Non solo non apprezzava i suoi sacrifici, ma aveva iniziato a criticare il suo “lavoro da casa”, proprio lui che l’aveva spinta ad abbandonare la carriera per dedicarsi alla famiglia. Fu la goccia che fece traboccare il vaso: ogni gesto di Mikhail cominciò a irritarla. Le maniere a tavola, il sudore delle mani, quel sorriso sciocco che un tempo trovava affascinante — tutto la infastidiva. Si chiedeva come avesse potuto sbagliarsi tanto, sprecando anni ed energie per un uomo che non la meritava. I risparmi erano volati in automobili, vestiti e accessori per lui, così che potesse fare bella figura coi colleghi; e lei? Non aveva nemmeno un abito decente per una cena di lavoro.

Da una settimana, di nascosto, cercava un nuovo impiego. Quel giorno si stava preparando per un colloquio. All’inizio era entusiasta, poi scoprì che l’azienda era legata a quella di Mikhail. Sapeva che prima o poi i loro percorsi si sarebbero incrociati, ma non intendeva rinunciare.

In ufficio, l’atmosfera pre-natalizia rendeva tutti più vivaci. Mikhail notò subito la nuova assunta. La guardò non solo con occhio professionale, ma con quell’espressione che riservava alle sue fugaci avventure. Non cercava niente di serio: con Alevtina, dopotutto, la situazione gli andava bene così. Ma desiderava emozioni nuove, piccole trasgressioni. In passato c’erano già state altre storie, sempre senza conseguenze: o lei non sapeva, o preferiva tacere. E, se anche l’avesse scoperto, era convinto che avrebbe reagito con la solita pazienza.

Quando un collega gli chiese se avrebbe portato la moglie alla festa aziendale, Mikhail rise:
— Mia moglie? A questi eventi? Ci vado per divertirmi, non per portarmi dietro un peso.

Alevtina, intanto, aveva superato brillantemente il colloquio ed era stata assunta, ma non disse nulla a Mikhail: sarebbe stato concedergli un’importanza che non meritava.

Arrivò la sera della festa. Mikhail si specchiava, soddisfatto di sé.
— Al, questa camicia non mi dona, vero?
— Nulla si abbina bene al tuo colorito. Forse dovresti fumare di meno — replicò lei, gelida.
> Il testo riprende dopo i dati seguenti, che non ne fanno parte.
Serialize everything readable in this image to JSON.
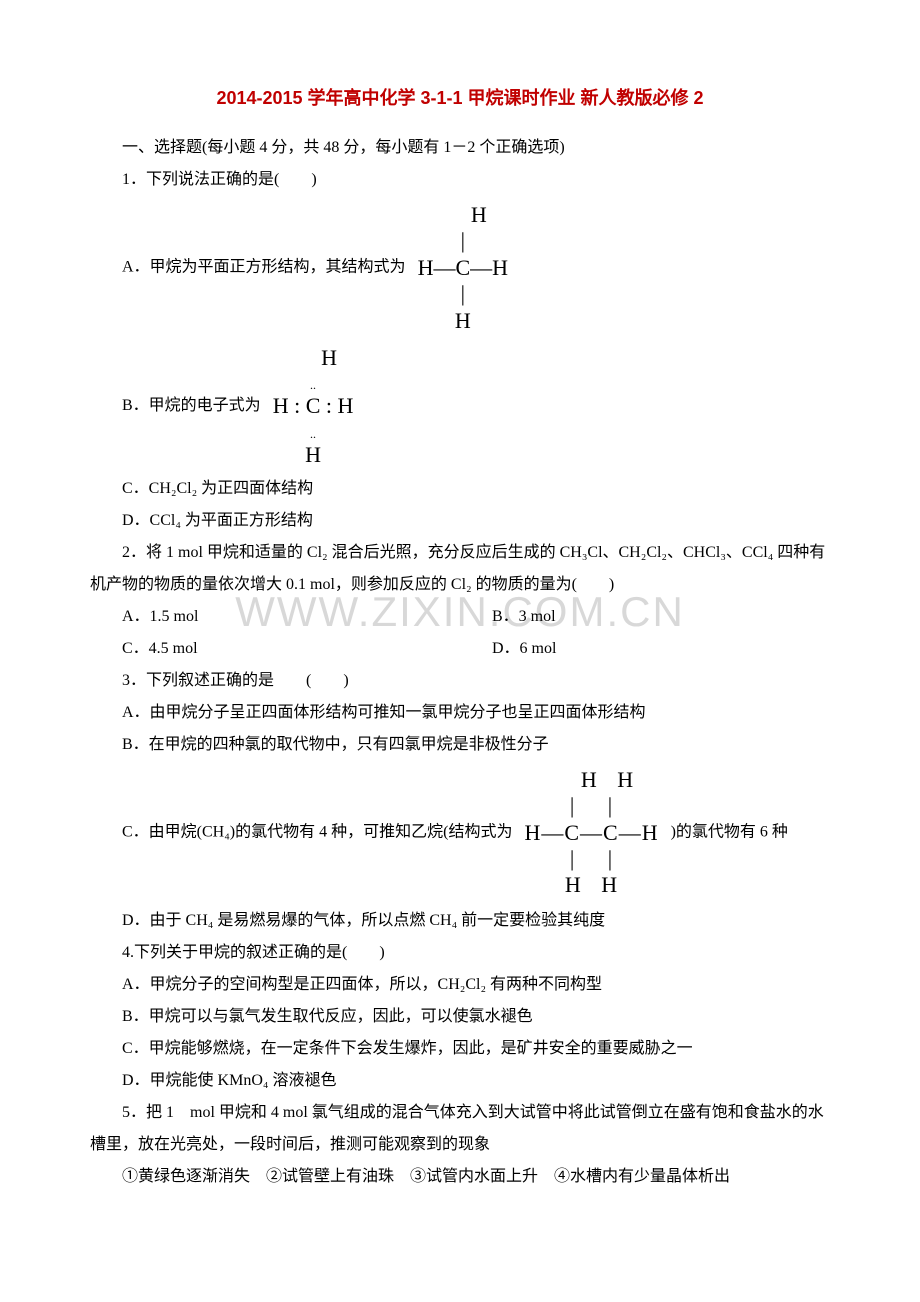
{
  "watermark": "WWW.ZIXIN.COM.CN",
  "title": {
    "prefix": "2014-2015 学年高中化学 3-1-1 甲烷课时作业 新人教版必修 2"
  },
  "section1": "一、选择题(每小题 4 分，共 48 分，每小题有 1－2 个正确选项)",
  "q1": {
    "stem": "1．下列说法正确的是(　　)",
    "optA_pre": "A．甲烷为平面正方形结构，其结构式为",
    "structA": "H\n|\nH—C—H\n|\nH",
    "optB_pre": "B．甲烷的电子式为",
    "structB_line1": "H",
    "structB_line2": "H : C : H",
    "structB_line3": "H",
    "optC": "C．CH₂Cl₂ 为正四面体结构",
    "optD": "D．CCl₄ 为平面正方形结构"
  },
  "q2": {
    "stem": "2．将 1 mol 甲烷和适量的 Cl₂ 混合后光照，充分反应后生成的 CH₃Cl、CH₂Cl₂、CHCl₃、CCl₄ 四种有机产物的物质的量依次增大 0.1 mol，则参加反应的 Cl₂ 的物质的量为(　　)",
    "A": "A．1.5 mol",
    "B": "B．3 mol",
    "C": "C．4.5 mol",
    "D": "D．6 mol"
  },
  "q3": {
    "stem": "3．下列叙述正确的是　　(　　)",
    "A": "A．由甲烷分子呈正四面体形结构可推知一氯甲烷分子也呈正四面体形结构",
    "B": "B．在甲烷的四种氯的取代物中，只有四氯甲烷是非极性分子",
    "C_pre": "C．由甲烷(CH₄)的氯代物有 4 种，可推知乙烷(结构式为",
    "C_post": ")的氯代物有 6 种",
    "structC": "H   H\n|   |\nH—C—C—H\n|   |\nH   H",
    "D": "D．由于 CH₄ 是易燃易爆的气体，所以点燃 CH₄ 前一定要检验其纯度"
  },
  "q4": {
    "stem": "4.下列关于甲烷的叙述正确的是(　　)",
    "A": "A．甲烷分子的空间构型是正四面体，所以，CH₂Cl₂ 有两种不同构型",
    "B": "B．甲烷可以与氯气发生取代反应，因此，可以使氯水褪色",
    "C": "C．甲烷能够燃烧，在一定条件下会发生爆炸，因此，是矿井安全的重要威胁之一",
    "D": "D．甲烷能使 KMnO₄ 溶液褪色"
  },
  "q5": {
    "stem": "5．把 1　mol 甲烷和 4 mol 氯气组成的混合气体充入到大试管中将此试管倒立在盛有饱和食盐水的水槽里，放在光亮处，一段时间后，推测可能观察到的现象",
    "line2": "①黄绿色逐渐消失　②试管壁上有油珠　③试管内水面上升　④水槽内有少量晶体析出"
  }
}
Lui rimase spiazzato: si aspettava le solite lusinghe, ricevette invece una stoccata.
— E meno male che non ti porto! — sbottò. — Staresti malissimo in mezzo a quella gente. Resta a casa e prepara il borscht.
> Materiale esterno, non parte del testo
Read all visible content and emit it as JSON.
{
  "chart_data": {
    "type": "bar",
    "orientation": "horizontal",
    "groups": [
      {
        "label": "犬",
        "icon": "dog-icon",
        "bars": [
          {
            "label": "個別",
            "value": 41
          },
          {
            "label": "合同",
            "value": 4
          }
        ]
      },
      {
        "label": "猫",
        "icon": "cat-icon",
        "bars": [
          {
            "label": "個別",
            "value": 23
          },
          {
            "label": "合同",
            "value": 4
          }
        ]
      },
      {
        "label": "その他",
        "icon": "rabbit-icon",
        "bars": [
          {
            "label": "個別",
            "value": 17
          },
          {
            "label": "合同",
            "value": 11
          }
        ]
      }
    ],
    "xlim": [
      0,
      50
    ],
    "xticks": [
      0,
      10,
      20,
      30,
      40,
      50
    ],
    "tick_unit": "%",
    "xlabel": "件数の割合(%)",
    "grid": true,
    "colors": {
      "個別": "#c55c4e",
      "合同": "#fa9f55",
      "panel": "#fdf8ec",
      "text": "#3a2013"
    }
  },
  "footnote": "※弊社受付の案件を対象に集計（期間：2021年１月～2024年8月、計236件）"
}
Quella sera, alla festa, Mikhail pregustava l’annuncio del nuovo capo reparto, convinto che sarebbe stato lui. Notò di nuovo la nuova collega e provò ad avvicinarla, ma lei lo liquidò con freddezza. Il rifiuto, però, lo stimolò.

Quando il direttore prese la parola, il brusio si spense:
— Colleghi, ecco la nostra nuova dirigente. Una professionista di talento, con idee che hanno già portato risultati concreti… Alevtina Sergeyevna Veselova!

Mikhail rimase di sasso. Sua moglie, in un elegante abito da sera, era irriconoscibile: bella, sicura di sé, padrona della scena.
Nel corridoio, l’affrontò:
— Come hai osato venire qui? Ti avevo detto di restare a casa!
— Non hai più alcun diritto di dirmi cosa fare — replicò lei, con voce ferma. — Ora sono io il tuo capo. E ho già avviato le pratiche per il divorzio. La libertà che hai sempre voluto, eccola qui.

Si voltò e, affiancata dalla nuova collega, tornò nella sala illuminata. Mikhail restò a guardarla, sentendo per la prima volta che il suo mondo, così ben costruito attorno al proprio ego, stava franando.